See configuration.md#langfuse-observability for setup commands.

Gateway Problems

nanobot gateway is required for WebUI, chat apps, heartbeat, Dream, and long-running channel connections.

Default ports:

Surface Default
Gateway health endpoint http://127.0.0.1:18790/health
WebUI/WebSocket channel http://127.0.0.1:8765
OpenAI-compatible API (nanobot serve) http://127.0.0.1:8900

Common gateway checks:

nanobot gateway --verbose
Symptom Check
Port already in use Change gateway.port, channels.websocket.port, or the --port CLI flag for the relevant command.
WebUI opened on 18790 but shows nothing useful Open 8765; 18790 is the health endpoint.
Config changes ignored Restart the gateway.
Heartbeat never runs Keep the gateway running, add tasks under <workspace>/HEARTBEAT.md -> ## Active Tasks, and make sure gateway.heartbeat.enabled is true.
Cron jobs disappeared after switching workspaces Cron jobs are workspace-scoped at <workspace>/cron/jobs.json; check you are using the intended workspace.

WebUI Problems

The packaged WebUI is served by the WebSocket channel.

Minimal config:

{
  "channels": {
    "websocket": {
      "enabled": true
    }
  }
}

Then run:

nanobot gateway

Open:

http://127.0.0.1:8765

If accessing from another device, bind the WebSocket channel to 0.0.0.0 and set token or tokenIssueSecret. The WebSocket channel refuses public binds without a token or token issue secret.

See ../webui/README.md for LAN and development setup.

Chat App Problems

Before debugging a chat app:

nanobot agent -m "Hello!"
nanobot channels status
nanobot gateway

Then check:

Symptom Check
Bot never replies Gateway is not running, the channel is not enabled, or the bot/app token is wrong.
Unknown sender ignored Configure allowFrom, pairing, or the channel-specific allow list.
Telegram fails Confirm the BotFather token and allowFrom user ID.
Discord replies missing Enable Message Content intent and invite the bot with the required permissions.
WhatsApp or WeChat login expired Re-run nanobot channels login whatsapp or nanobot channels login weixin.
Chat app works but WebUI does not The provider and gateway are likely fine; debug the WebSocket channel separately.

See chat-apps.md for channel-specific setup.

Tool and Workspace Problems

Symptom Check
File access denied Check tools.restrictToWorkspace and whether the target path is inside the active workspace.
Shell commands fail in Docker Sandbox settings may need Linux capabilities; see deployment.md.
Web fetch blocked SSRF protection blocks unsafe targets; use tools.ssrfWhitelist only for trusted private networks.
MCP tools missing Check tools.mcpServers, server startup command, environment variables, and tool allow list.
Generated artifacts are missing Check the active workspace and channel media directory.

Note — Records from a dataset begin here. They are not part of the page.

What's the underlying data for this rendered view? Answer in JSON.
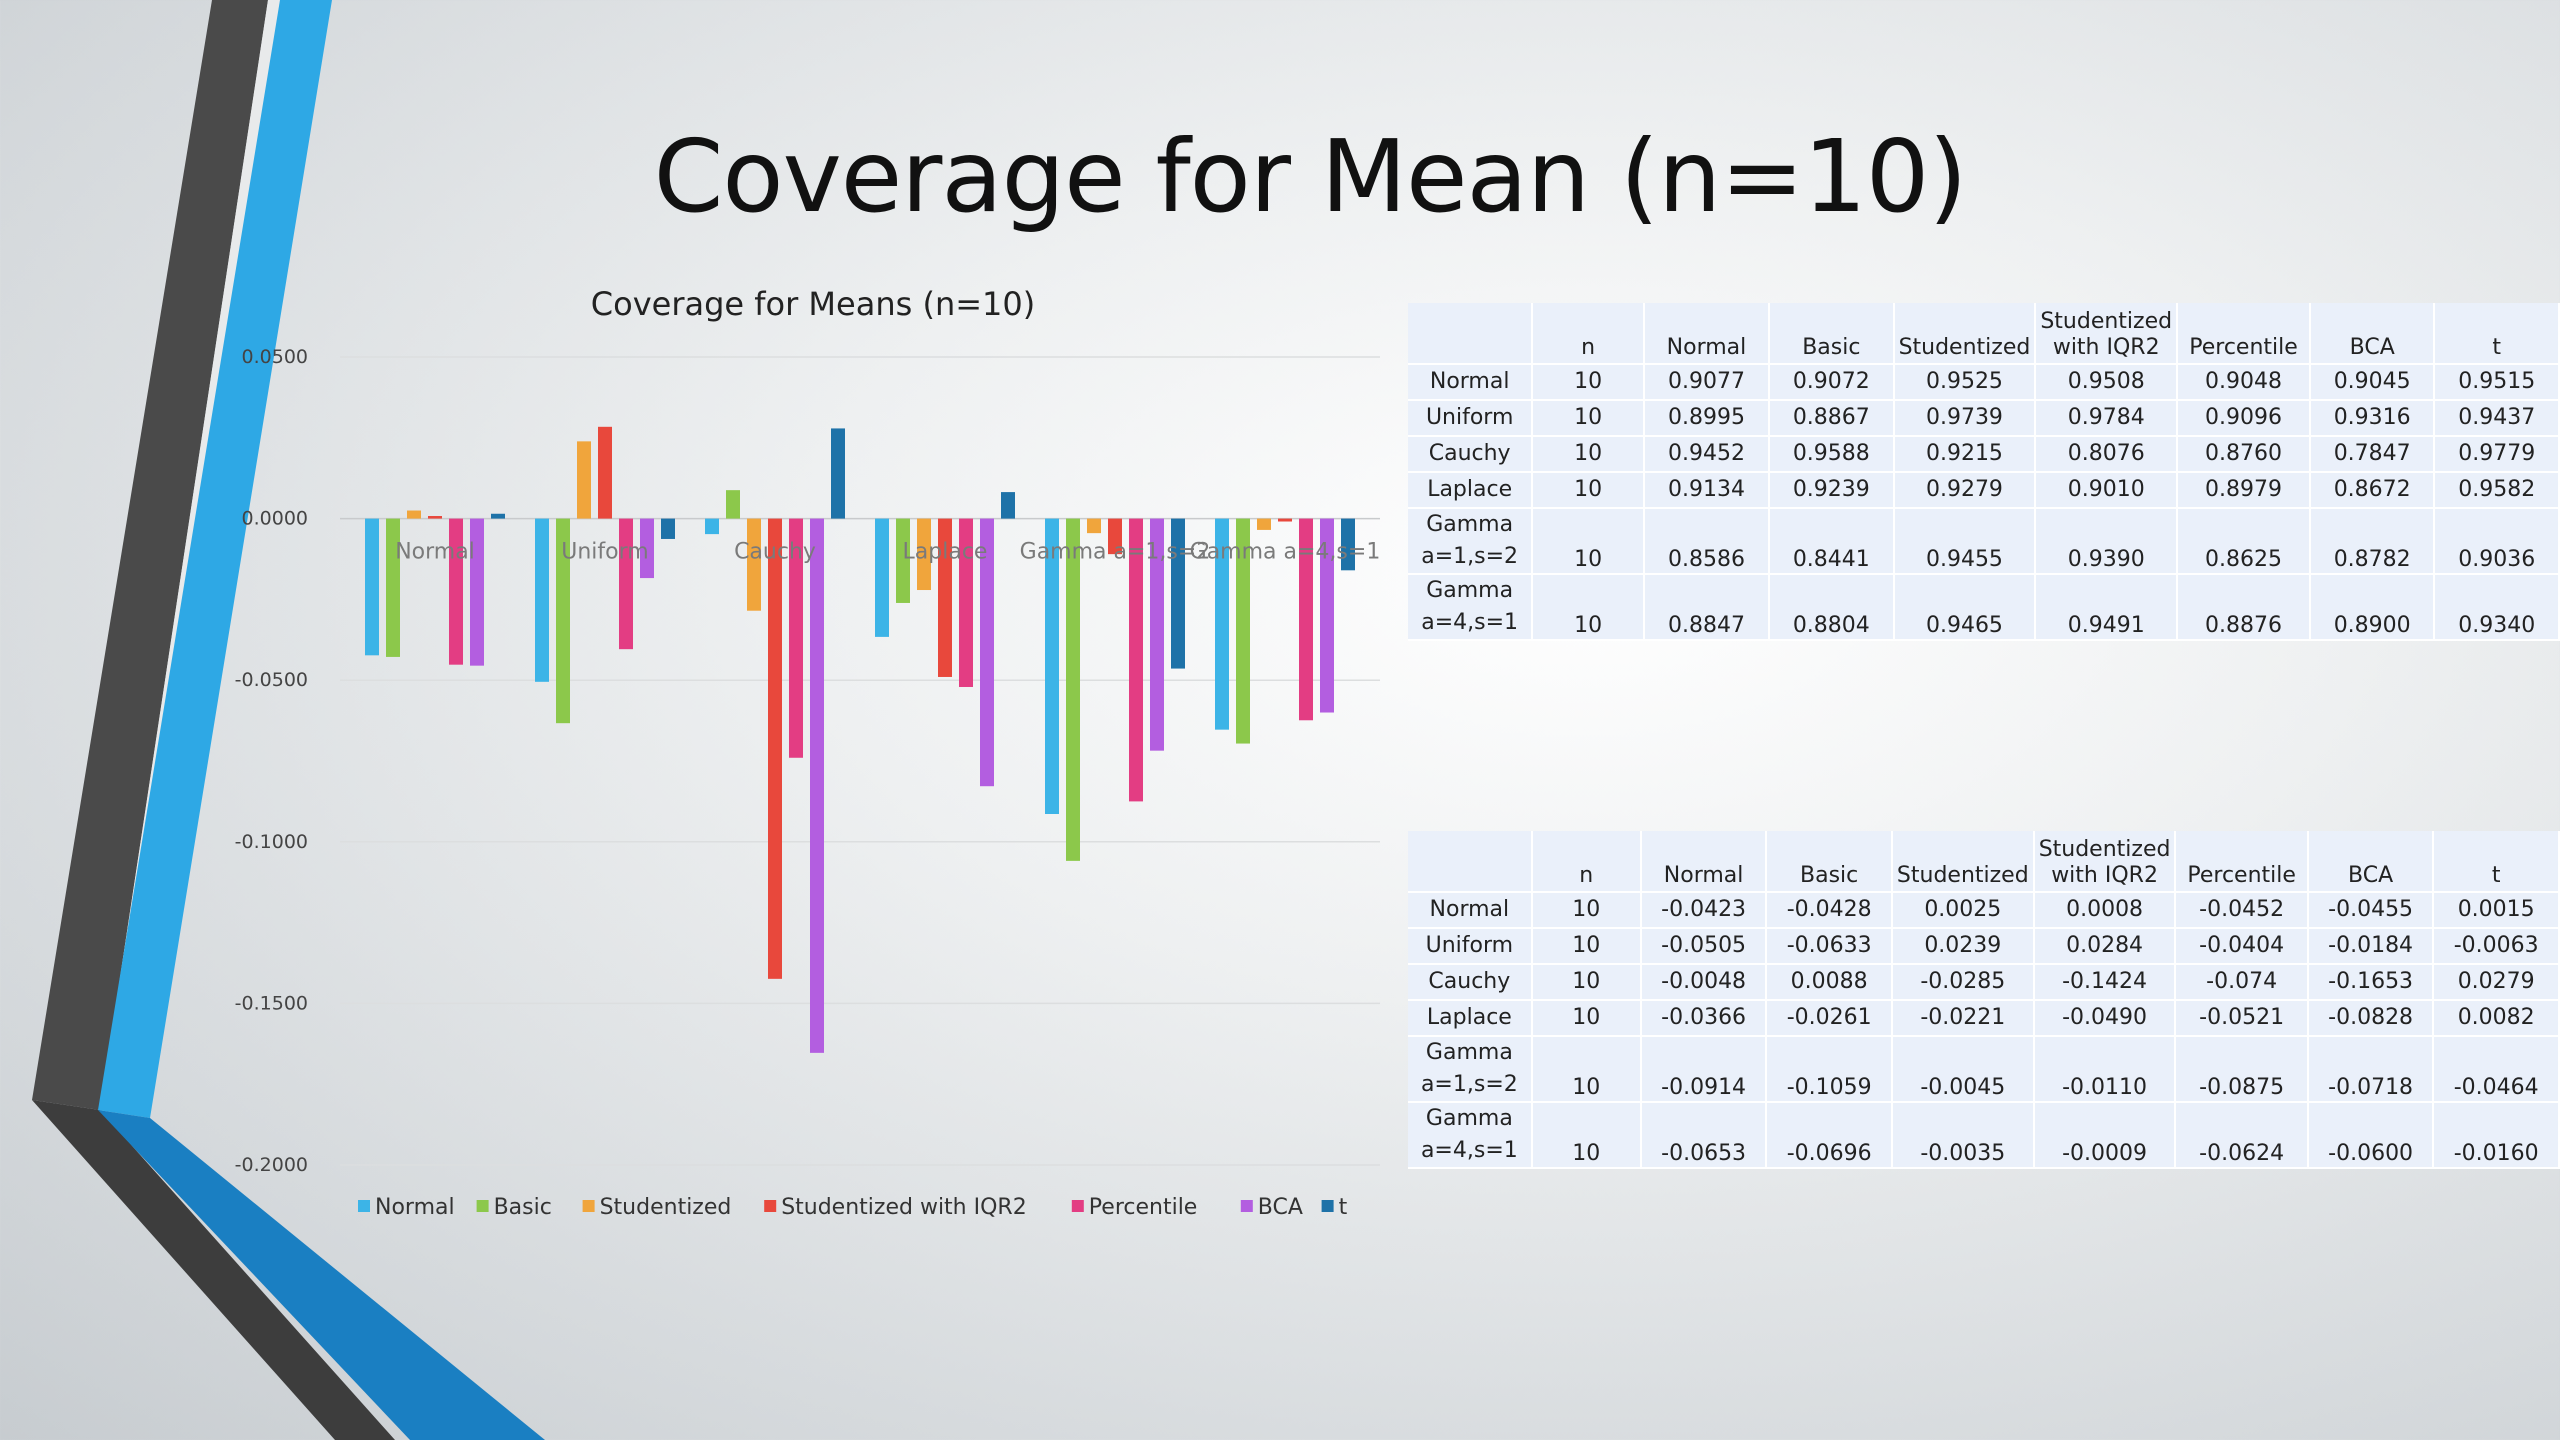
{
  "slide": {
    "title": "Coverage for Mean (n=10)"
  },
  "chart_data": {
    "type": "bar",
    "title": "Coverage for Means (n=10)",
    "xlabel": "",
    "ylabel": "",
    "ylim": [
      -0.2,
      0.05
    ],
    "yticks": [
      "0.0500",
      "0.0000",
      "-0.0500",
      "-0.1000",
      "-0.1500",
      "-0.2000"
    ],
    "grid": true,
    "legend_position": "bottom",
    "categories": [
      "Normal",
      "Uniform",
      "Cauchy",
      "Laplace",
      "Gamma a=1,s=2",
      "Gamma a=4,s=1"
    ],
    "series": [
      {
        "name": "Normal",
        "color": "#3cb4e7",
        "values": [
          -0.0423,
          -0.0505,
          -0.0048,
          -0.0366,
          -0.0914,
          -0.0653
        ]
      },
      {
        "name": "Basic",
        "color": "#8cc84b",
        "values": [
          -0.0428,
          -0.0633,
          0.0088,
          -0.0261,
          -0.1059,
          -0.0696
        ]
      },
      {
        "name": "Studentized",
        "color": "#f0a53c",
        "values": [
          0.0025,
          0.0239,
          -0.0285,
          -0.0221,
          -0.0045,
          -0.0035
        ]
      },
      {
        "name": "Studentized with IQR2",
        "color": "#e8483c",
        "values": [
          0.0008,
          0.0284,
          -0.1424,
          -0.049,
          -0.011,
          -0.0009
        ]
      },
      {
        "name": "Percentile",
        "color": "#e33d83",
        "values": [
          -0.0452,
          -0.0404,
          -0.074,
          -0.0521,
          -0.0875,
          -0.0624
        ]
      },
      {
        "name": "BCA",
        "color": "#b35ee0",
        "values": [
          -0.0455,
          -0.0184,
          -0.1653,
          -0.0828,
          -0.0718,
          -0.06
        ]
      },
      {
        "name": "t",
        "color": "#1e72a8",
        "values": [
          0.0015,
          -0.0063,
          0.0279,
          0.0082,
          -0.0464,
          -0.016
        ]
      }
    ]
  },
  "table1": {
    "headers": [
      "",
      "n",
      "Normal",
      "Basic",
      "Studentized",
      "Studentized with IQR2",
      "Percentile",
      "BCA",
      "t"
    ],
    "rows": [
      [
        "Normal",
        "10",
        "0.9077",
        "0.9072",
        "0.9525",
        "0.9508",
        "0.9048",
        "0.9045",
        "0.9515"
      ],
      [
        "Uniform",
        "10",
        "0.8995",
        "0.8867",
        "0.9739",
        "0.9784",
        "0.9096",
        "0.9316",
        "0.9437"
      ],
      [
        "Cauchy",
        "10",
        "0.9452",
        "0.9588",
        "0.9215",
        "0.8076",
        "0.8760",
        "0.7847",
        "0.9779"
      ],
      [
        "Laplace",
        "10",
        "0.9134",
        "0.9239",
        "0.9279",
        "0.9010",
        "0.8979",
        "0.8672",
        "0.9582"
      ],
      [
        "Gamma a=1,s=2",
        "10",
        "0.8586",
        "0.8441",
        "0.9455",
        "0.9390",
        "0.8625",
        "0.8782",
        "0.9036"
      ],
      [
        "Gamma a=4,s=1",
        "10",
        "0.8847",
        "0.8804",
        "0.9465",
        "0.9491",
        "0.8876",
        "0.8900",
        "0.9340"
      ]
    ]
  },
  "table2": {
    "headers": [
      "",
      "n",
      "Normal",
      "Basic",
      "Studentized",
      "Studentized with IQR2",
      "Percentile",
      "BCA",
      "t"
    ],
    "rows": [
      [
        "Normal",
        "10",
        "-0.0423",
        "-0.0428",
        "0.0025",
        "0.0008",
        "-0.0452",
        "-0.0455",
        "0.0015"
      ],
      [
        "Uniform",
        "10",
        "-0.0505",
        "-0.0633",
        "0.0239",
        "0.0284",
        "-0.0404",
        "-0.0184",
        "-0.0063"
      ],
      [
        "Cauchy",
        "10",
        "-0.0048",
        "0.0088",
        "-0.0285",
        "-0.1424",
        "-0.074",
        "-0.1653",
        "0.0279"
      ],
      [
        "Laplace",
        "10",
        "-0.0366",
        "-0.0261",
        "-0.0221",
        "-0.0490",
        "-0.0521",
        "-0.0828",
        "0.0082"
      ],
      [
        "Gamma a=1,s=2",
        "10",
        "-0.0914",
        "-0.1059",
        "-0.0045",
        "-0.0110",
        "-0.0875",
        "-0.0718",
        "-0.0464"
      ],
      [
        "Gamma a=4,s=1",
        "10",
        "-0.0653",
        "-0.0696",
        "-0.0035",
        "-0.0009",
        "-0.0624",
        "-0.0600",
        "-0.0160"
      ]
    ]
  }
}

Memory and Session Problems

Symptom Check
Conversation context seems wrong Confirm the active workspace and session. WebUI chats and chat app threads may use different sessions.
Memory does not update immediately Dream consolidation is periodic; recent turns still live in session history.
Old sessions appear after moving config Session files are stored under <workspace>/sessions/; verify the workspace path.
You want one shared session across devices Set agents.defaults.unifiedSession intentionally; otherwise keep separate sessions.

Collect Useful Evidence

When opening an issue or asking for help, include:

  • install method and nanobot --version;
  • operating system and Python version;
  • the command you ran;
  • relevant nanobot status output;
  • sanitized config snippets, especially provider, model, channel, and tool settings;
  • gateway logs from nanobot gateway --verbose;
  • whether nanobot agent -m "Hello!" works.

Never paste real API keys, bot tokens, OAuth tokens, or private chat IDs into public issues.